Tag Archives: Johnny Harris

Black Death

Sean Bean stars in this historically rooted horror-thriller as Ulric, a church-appointed knight in the age of the Bubonic Plague’s first wave who’s tasked with investigating rumors of a woman (Carice van Houten) who can bring the dead back to life. A young monk (Eddie Redmayne) named Osmund is aiding Ulric on his quest to root out the necromancer — and to determine whether or not she has ties to Satan.

Rating: 9 out of 10

When I saw the trailer for “Black Death,” I thought there was no way they couldn’t screw it up. It looked promising but seemed to focus a lot on the medieval torture devices that the Christians used on who they believed were heretics. I was flat out wrong. “Black Death” not only makes almost zero missteps, but I’m proud to say it’s the first great film of 2011.
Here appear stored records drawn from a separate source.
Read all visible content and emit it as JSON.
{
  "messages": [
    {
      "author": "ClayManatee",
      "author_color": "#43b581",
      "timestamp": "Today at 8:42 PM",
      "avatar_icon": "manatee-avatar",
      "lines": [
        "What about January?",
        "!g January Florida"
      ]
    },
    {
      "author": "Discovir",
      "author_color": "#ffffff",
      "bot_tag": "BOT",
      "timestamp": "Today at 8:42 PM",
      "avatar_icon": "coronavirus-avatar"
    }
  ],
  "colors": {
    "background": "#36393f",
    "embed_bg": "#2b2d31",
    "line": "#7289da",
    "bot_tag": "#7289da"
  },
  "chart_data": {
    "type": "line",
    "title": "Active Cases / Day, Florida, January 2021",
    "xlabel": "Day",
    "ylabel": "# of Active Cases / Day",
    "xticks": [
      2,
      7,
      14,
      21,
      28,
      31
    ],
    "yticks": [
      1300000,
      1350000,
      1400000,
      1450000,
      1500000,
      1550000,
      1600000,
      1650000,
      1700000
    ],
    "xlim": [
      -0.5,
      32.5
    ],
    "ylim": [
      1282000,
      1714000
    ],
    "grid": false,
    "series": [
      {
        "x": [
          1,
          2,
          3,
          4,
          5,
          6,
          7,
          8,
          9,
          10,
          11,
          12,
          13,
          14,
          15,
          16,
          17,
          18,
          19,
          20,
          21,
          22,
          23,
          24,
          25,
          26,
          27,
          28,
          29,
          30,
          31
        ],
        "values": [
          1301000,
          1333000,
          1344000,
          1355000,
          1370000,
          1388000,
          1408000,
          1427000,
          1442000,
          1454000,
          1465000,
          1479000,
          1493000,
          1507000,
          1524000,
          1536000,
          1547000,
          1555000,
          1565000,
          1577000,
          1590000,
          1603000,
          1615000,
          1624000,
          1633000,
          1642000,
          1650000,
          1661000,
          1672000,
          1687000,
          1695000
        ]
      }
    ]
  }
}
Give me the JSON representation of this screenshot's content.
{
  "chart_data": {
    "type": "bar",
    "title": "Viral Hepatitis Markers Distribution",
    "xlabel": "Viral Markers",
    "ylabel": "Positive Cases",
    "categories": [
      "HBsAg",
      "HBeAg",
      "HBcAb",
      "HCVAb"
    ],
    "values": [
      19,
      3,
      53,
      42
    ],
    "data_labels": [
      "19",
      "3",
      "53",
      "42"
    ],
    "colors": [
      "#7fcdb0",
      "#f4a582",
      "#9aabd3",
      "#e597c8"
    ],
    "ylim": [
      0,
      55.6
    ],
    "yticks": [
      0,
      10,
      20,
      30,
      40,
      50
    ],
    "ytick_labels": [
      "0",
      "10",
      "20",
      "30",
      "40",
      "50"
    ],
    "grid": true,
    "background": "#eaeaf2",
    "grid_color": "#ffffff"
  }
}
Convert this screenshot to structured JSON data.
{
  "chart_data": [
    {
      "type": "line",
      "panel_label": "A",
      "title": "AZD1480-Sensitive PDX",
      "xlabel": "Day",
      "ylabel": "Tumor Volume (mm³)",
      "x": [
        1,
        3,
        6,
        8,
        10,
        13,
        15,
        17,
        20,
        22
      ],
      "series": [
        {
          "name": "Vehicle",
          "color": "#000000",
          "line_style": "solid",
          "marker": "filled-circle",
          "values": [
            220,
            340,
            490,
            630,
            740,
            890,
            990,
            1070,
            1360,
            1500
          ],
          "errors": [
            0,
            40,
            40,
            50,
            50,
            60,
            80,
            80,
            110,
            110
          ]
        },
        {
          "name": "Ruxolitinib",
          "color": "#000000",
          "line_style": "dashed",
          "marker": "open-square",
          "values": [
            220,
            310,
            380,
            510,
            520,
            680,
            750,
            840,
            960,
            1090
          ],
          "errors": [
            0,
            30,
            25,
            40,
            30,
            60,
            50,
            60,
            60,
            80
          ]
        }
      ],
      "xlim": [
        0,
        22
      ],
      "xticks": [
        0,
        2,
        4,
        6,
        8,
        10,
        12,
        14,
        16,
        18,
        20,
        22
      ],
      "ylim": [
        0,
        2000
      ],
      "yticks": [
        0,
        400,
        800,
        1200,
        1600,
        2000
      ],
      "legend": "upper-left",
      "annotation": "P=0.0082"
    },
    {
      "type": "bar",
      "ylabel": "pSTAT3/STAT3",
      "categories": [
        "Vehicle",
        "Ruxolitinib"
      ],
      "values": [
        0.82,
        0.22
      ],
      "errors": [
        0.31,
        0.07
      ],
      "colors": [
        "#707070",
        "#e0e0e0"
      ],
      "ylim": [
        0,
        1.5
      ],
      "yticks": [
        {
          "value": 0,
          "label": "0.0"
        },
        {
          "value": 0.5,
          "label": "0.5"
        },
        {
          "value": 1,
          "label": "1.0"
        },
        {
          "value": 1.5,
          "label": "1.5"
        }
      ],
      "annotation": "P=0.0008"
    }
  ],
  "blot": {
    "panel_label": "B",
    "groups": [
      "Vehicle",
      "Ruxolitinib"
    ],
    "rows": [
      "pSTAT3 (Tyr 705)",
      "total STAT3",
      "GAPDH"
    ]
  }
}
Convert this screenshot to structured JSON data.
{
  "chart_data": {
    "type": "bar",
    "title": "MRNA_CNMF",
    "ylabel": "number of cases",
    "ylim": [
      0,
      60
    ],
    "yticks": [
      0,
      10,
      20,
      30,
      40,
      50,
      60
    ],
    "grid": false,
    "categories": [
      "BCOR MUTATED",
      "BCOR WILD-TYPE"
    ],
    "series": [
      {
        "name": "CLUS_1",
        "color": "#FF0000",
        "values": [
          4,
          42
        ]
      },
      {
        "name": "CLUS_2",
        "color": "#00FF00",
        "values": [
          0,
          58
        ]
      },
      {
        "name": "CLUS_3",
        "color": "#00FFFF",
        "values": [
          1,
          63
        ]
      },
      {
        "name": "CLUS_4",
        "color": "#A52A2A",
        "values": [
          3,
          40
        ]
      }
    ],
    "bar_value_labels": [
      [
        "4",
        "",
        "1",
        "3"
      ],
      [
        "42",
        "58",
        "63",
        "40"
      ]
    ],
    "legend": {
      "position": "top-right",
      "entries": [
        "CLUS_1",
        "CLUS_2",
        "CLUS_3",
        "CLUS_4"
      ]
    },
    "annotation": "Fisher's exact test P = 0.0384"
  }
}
What makes “Black Death” truly stand out is showing the darkness of human nature. There are no heroes here. You have flawed men and women trying to survive during a period where the worst plague in human history is storming the land and the church is blaming it on demonic forces. So, not only are our characters fighting against a faceless enemy in the plague but an inner plague in the downfall of men supposedly serving God. The main characters, on orders from the bishop, are going to a land that has not been touched by the plague, and is flourishing despite the worldwide outbreak. They bring their torture devices and want to find the heretic and rid the demonic forces that have rejected God and used witchcraft to keep their town safe and healthy. Now, if that was actually all true, I would say it sounds boring. There are so many twists, surprises, and plot benders that it keeps the film moving in a very dark direction that is worthy of its title. Now, I wouldn’t dare give any of them away here but let’s say it brings up several question: What makes a person evil? Is God truly present, and if so, why does he make these people suffer? There are many others and they are all profound. Director Christopher Smith holds it all together and gives the film such a uniquely dark and bleak visual style that is a perfect complement to the story. Grays are very gray, blacks are very black, and colors are washed out and flat. The look feels as helpless as the characters. I would also be remiss if I didn’t mention Eddie Redmayne, who plays the young monk that volunteers to guide the holy crusaders to their destination. There is a real journey to his character and he is spellbinding in the role. I know it will be long forgotten by next year’s Oscars, but consideration for best supporting actor is not out of the question. So, for those with strong stomachs (it is very violent) and can handle dark stories (boy, is it ever) I highly recommend “Black Death.”